According to Perceive Beating monitoring, the latest MoE flagship model GLM-5.2 by MindScape AI achieved a score of 51 in the Artificial Analysis Big Model Intelligence Index v4.1 evaluation, surpassing MiniMax-M3 (44 points), DeepSeek V4 Pro (max, 44 points), and Kimi K2.6 (43 points), claiming the top spot on the global open-source model leaderboard.
In the GDPval-AA v2 test, simulating real-world knowledge work, GLM-5.2 scored 1524 (human baseline 1000 points), leading MiniMax-M3 (1418 points) and DeepSeek V4 Pro (max, 1328 points), tying with the closed-source cutting-edge large model GPT-5.5 (xhigh reasoning). Compared to its predecessor GLM-5.1, scientific reasoning CritPt increased by 16 percentage points to 21%, HLE increased by 12 percentage points to 40%, TerminalBench v2.1 increased by 16 percentage points to 78%, and GPQA Diamond reached 89%.

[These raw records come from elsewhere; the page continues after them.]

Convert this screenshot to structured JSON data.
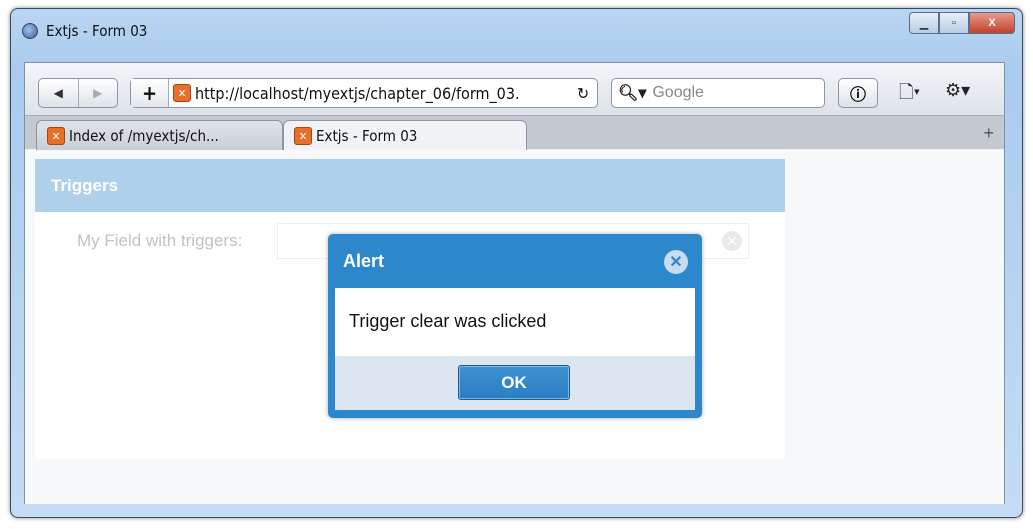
{
  "window": {
    "title": "Extjs - Form 03"
  },
  "toolbar": {
    "url": "http://localhost/myextjs/chapter_06/form_03.",
    "search_placeholder": "Google"
  },
  "tabs": [
    {
      "label": "Index of /myextjs/ch..."
    },
    {
      "label": "Extjs - Form 03",
      "active": true
    }
  ],
  "panel": {
    "title": "Triggers",
    "field_label": "My Field with triggers:",
    "field_value": ""
  },
  "dialog": {
    "title": "Alert",
    "message": "Trigger clear was clicked",
    "ok_label": "OK"
  },
  "colors": {
    "panel_header": "#aed0ea",
    "dialog": "#2c87cb"
  }
}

GLM-5.2 occupies the best cost-effectiveness position on the "Intelligence - Task Cost" Pareto frontier. Due to an average output of 43k tokens per task (GLM-5.1 was 26k), GLM-5.2's average single-task cost has risen to approximately $0.46, higher than GLM-5.1 ($0.25) and DeepSeek V4 Pro (max, $0.05), but still much lower than equivalent closed-source models.

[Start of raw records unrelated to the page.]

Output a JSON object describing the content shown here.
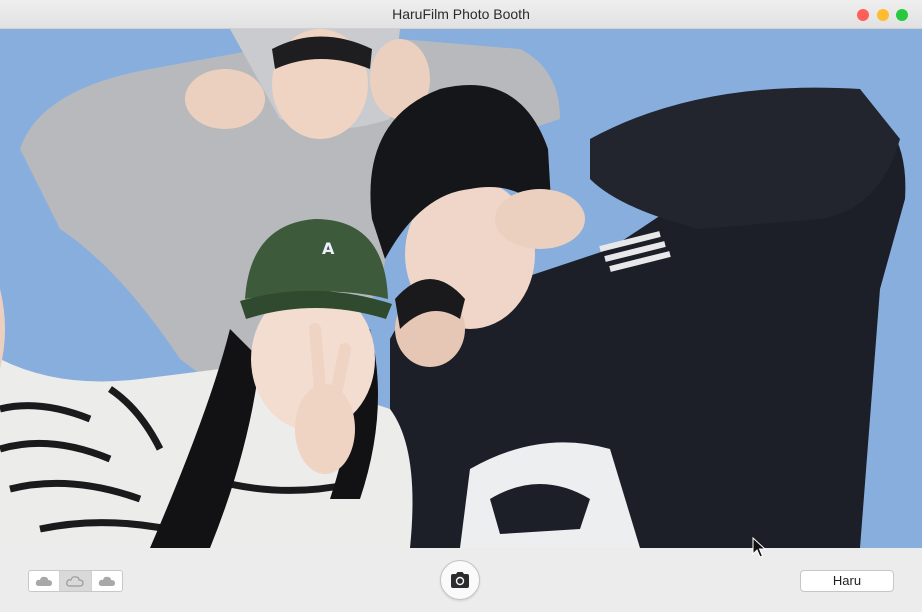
{
  "window": {
    "title": "HaruFilm Photo Booth"
  },
  "toolbar": {
    "segments": [
      {
        "icon": "cloud-icon",
        "selected": false
      },
      {
        "icon": "cloud-icon",
        "selected": true
      },
      {
        "icon": "cloud-icon",
        "selected": false
      }
    ],
    "shutter_icon": "camera-icon",
    "name_button_label": "Haru"
  },
  "colors": {
    "close": "#fe5f57",
    "minimize": "#febc2e",
    "zoom": "#28c840",
    "booth_background": "#8db2e0"
  }
}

GLM-5.2 has a total of 744B parameters, with 40B activation parameters, and the context window has increased from 200K in the previous version to 1M, following the MIT open-source license. Currently, the MindScape official API (pricing input 1.4, output 4.4 per million tokens) and platforms such as SiliconFlow, DeepInfra, and Nebius AI have launched services.